In relative terms, this year’s plunge should have been easy: more of a Baltic Plunge, as was evidenced by the dripping, increasingly unwieldy ice sculptures lining the path of my long, still-anxious walk from Collis to the point of no return. In Dartmouth winter terms, our Friday plunge happened on a balmy, 45 degree day — so balmy it inspired me and others to don flip flops and t-shirts. I had volunteered at the Mirror section’s previous week’s meeting on a whim — in the fullest capacity of the word — to brave Occom’s icy depths for the sake of journalism. I was now fairly pleased by the ski-day-ruining weather that had spoiled my mood all week. At last, the day of atonement for my past arrogance (“it’s just water! It’ll be fine!”) had arrived, and the warmish weather provided only a slight psychological boost.
I value preparation. Like a good number of us, I study, and do not enjoy the feeling of being caught off guard. That said, in the week leading up to the plunge, I was at a loss as to how to prepare. Should I just try to be colder? Wear shorts around, maybe? But that carried its own set of risks, namely becoming “that guy who wears shorts in the winter.” Living in my beloved Mid Fayerweather Hall had given me months of involuntary cold water training in the shower, but as of the last few weeks, my showers had been too hot, by way of my floormates practicing some amateur plumbing (cranking down the cold water pipe attached to the wall). Was I to revert back to olden times and lose the hot water we had worked so hard to earn? I decided to give up on my hopes of preparation for the plunge in favor of raw, spontaneous experience: The plunge was not some house pet to be tamed, but a wild beast to be battled.

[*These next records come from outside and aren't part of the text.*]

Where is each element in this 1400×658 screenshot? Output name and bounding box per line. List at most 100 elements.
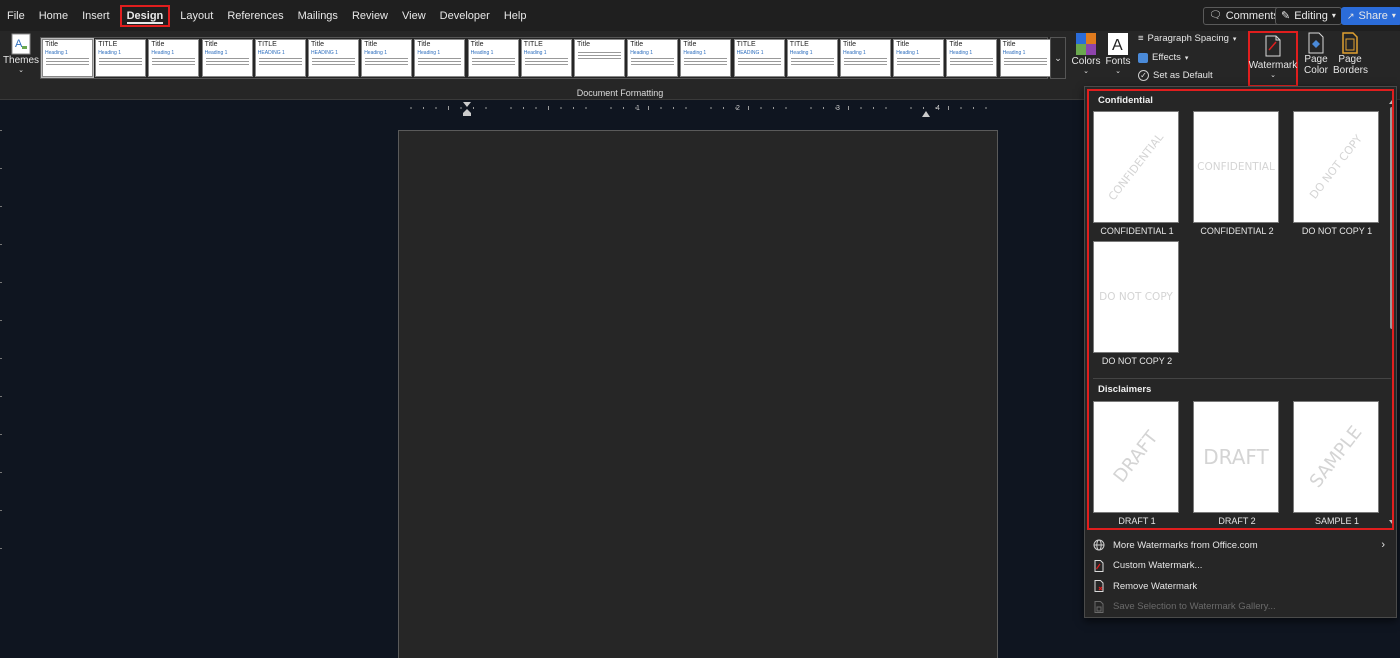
remove-document-icon bbox=[1093, 580, 1105, 593]
section-divider bbox=[1093, 378, 1391, 379]
chevron-down-icon: ⌄ bbox=[1083, 68, 1089, 75]
style-set-thumbnail[interactable]: Title Heading 1 bbox=[41, 38, 94, 78]
style-set-thumbnail[interactable]: Title Heading 1 bbox=[201, 39, 253, 77]
ruler-indent-marker[interactable] bbox=[463, 102, 471, 116]
watermark-button[interactable]: Watermark ⌄ bbox=[1248, 31, 1298, 87]
colors-icon bbox=[1076, 33, 1096, 55]
style-set-thumbnail[interactable]: TITLE Heading 1 bbox=[520, 39, 572, 77]
gallery-more-button[interactable]: ⌄ bbox=[1050, 37, 1066, 79]
fonts-icon: A bbox=[1108, 33, 1128, 55]
thumbnail-heading: Heading 1 bbox=[896, 50, 919, 56]
tab-insert[interactable]: Insert bbox=[75, 5, 117, 27]
fonts-button[interactable]: A Fonts ⌄ bbox=[1104, 32, 1132, 75]
thumbnail-line bbox=[46, 64, 89, 65]
share-button[interactable]: ↗ Share ▾ bbox=[1341, 7, 1400, 25]
style-set-thumbnail[interactable]: Title HEADING 1 bbox=[308, 39, 359, 77]
style-set-thumbnail[interactable]: TITLE Heading 1 bbox=[786, 39, 838, 77]
vertical-ruler-tick bbox=[0, 396, 2, 397]
thumbnail-line bbox=[205, 61, 249, 62]
watermark-option[interactable]: DRAFT DRAFT 2 bbox=[1193, 401, 1281, 526]
thumbnail-line bbox=[578, 58, 621, 59]
thumbnail-line bbox=[1003, 64, 1047, 65]
svg-text:A: A bbox=[15, 38, 23, 50]
watermark-dropdown: Confidential CONFIDENTIAL CONFIDENTIAL 1C… bbox=[1084, 86, 1397, 618]
thumbnail-line bbox=[205, 64, 249, 65]
style-set-thumbnail[interactable]: Title Heading 1 bbox=[414, 39, 466, 77]
tab-review[interactable]: Review bbox=[345, 5, 395, 27]
chevron-down-icon: ⌄ bbox=[1115, 68, 1121, 75]
style-set-thumbnail[interactable]: Title Heading 1 bbox=[840, 39, 891, 77]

Finally, I pranced out of math class with direction and magnitude, grabbed a swimsuit that certainly did not expect to be grabbed and made my way to the spot of my martyrdom. I was greeted by throngs of like-minded people making this silly decision and caught glimpses of jittery bodies hopping around on the ice through the brush. Immediately, the crowd improved my spirits; the collective nervousness, hum of shivers, barely-foggy exhalations and body heat of the packed, wide line carried me forward to the waiver table.
I signed my waiver, promising not to sue Dartmouth, Hanover, Occom Pond — or something along those lines. At this point, we were shuttled like cattle down a long, treacherous plank, and I felt all the fear that must have accompanied mutineers to Davy Jones’ Locker, except colder. This also brought a full vista of the pit below, with clothes strewn across picnic tables and people cycling in and out of a rectangular pool with ruthless efficiency. Still, the animated crowd around me buoyed my spirits, and my fear was more excited and nervy than ominous and dreadful. I should also repeatedly clarify that, at this point, and for all future points of this reflection, I felt cold.
Or so I thought. I had felt luke-warm all my life compared to the instant my bare feet touched the thin tarp lining the ice. Removing further articles of clothing was highly counterintuitive, with my nerve signals eagerly reminding me that my body did not feel good and should instead feel warmer. But, as my waiver-collector had forebode, all who went onto the ice were to jump; fate itself then pulled off my shirt and rushed me into a line for another, even more consequential plank. The conversations around me at this stage revolved around a few particular topics, the first being the coldness of our feet. This was about 80% of the dialogue, with some switching it up by explaining that they had actually gone numb and ceased to feel anything at all. This was a microcosm of what makes Dartmouth winter so special: a widely varied group of incredibly accomplished students are reduced to one singular, shivering amoeba, fully embracing type two fun (that which is fun only in hindsight) and so reduced by the elements as to only be able to discuss our cold feet — frozen unity.
My time had come. I looped the safety rope around me and splashed into the murky depths. My first thought was ‘I don’t want to be in this water,’ at which point I had essentially already exited the water. Like that, it was over. My mind redirected itself to a new task: ‘Get towel,’ which was accomplished with the same ease. Putting my shoes back on was the real game-changer, though, and I will stoutly recommend wearing footwear for any readers planning pedestrian ice trips. In a euphoric blur I was wrapped in my towel, marching back up the plank, looking at my awaiting fellow plungers with relief and a full, tangible sense of community. There is something primal about jumping into a really cold body of water with your peers, something that conjures the same feeling of connectedness the first cavemen who made a fire probably felt. Not to fully broadcast party-line Dartmouth College propaganda, but it was a moment that made me very thankful to be a student here, and somehow, not somewhere warm.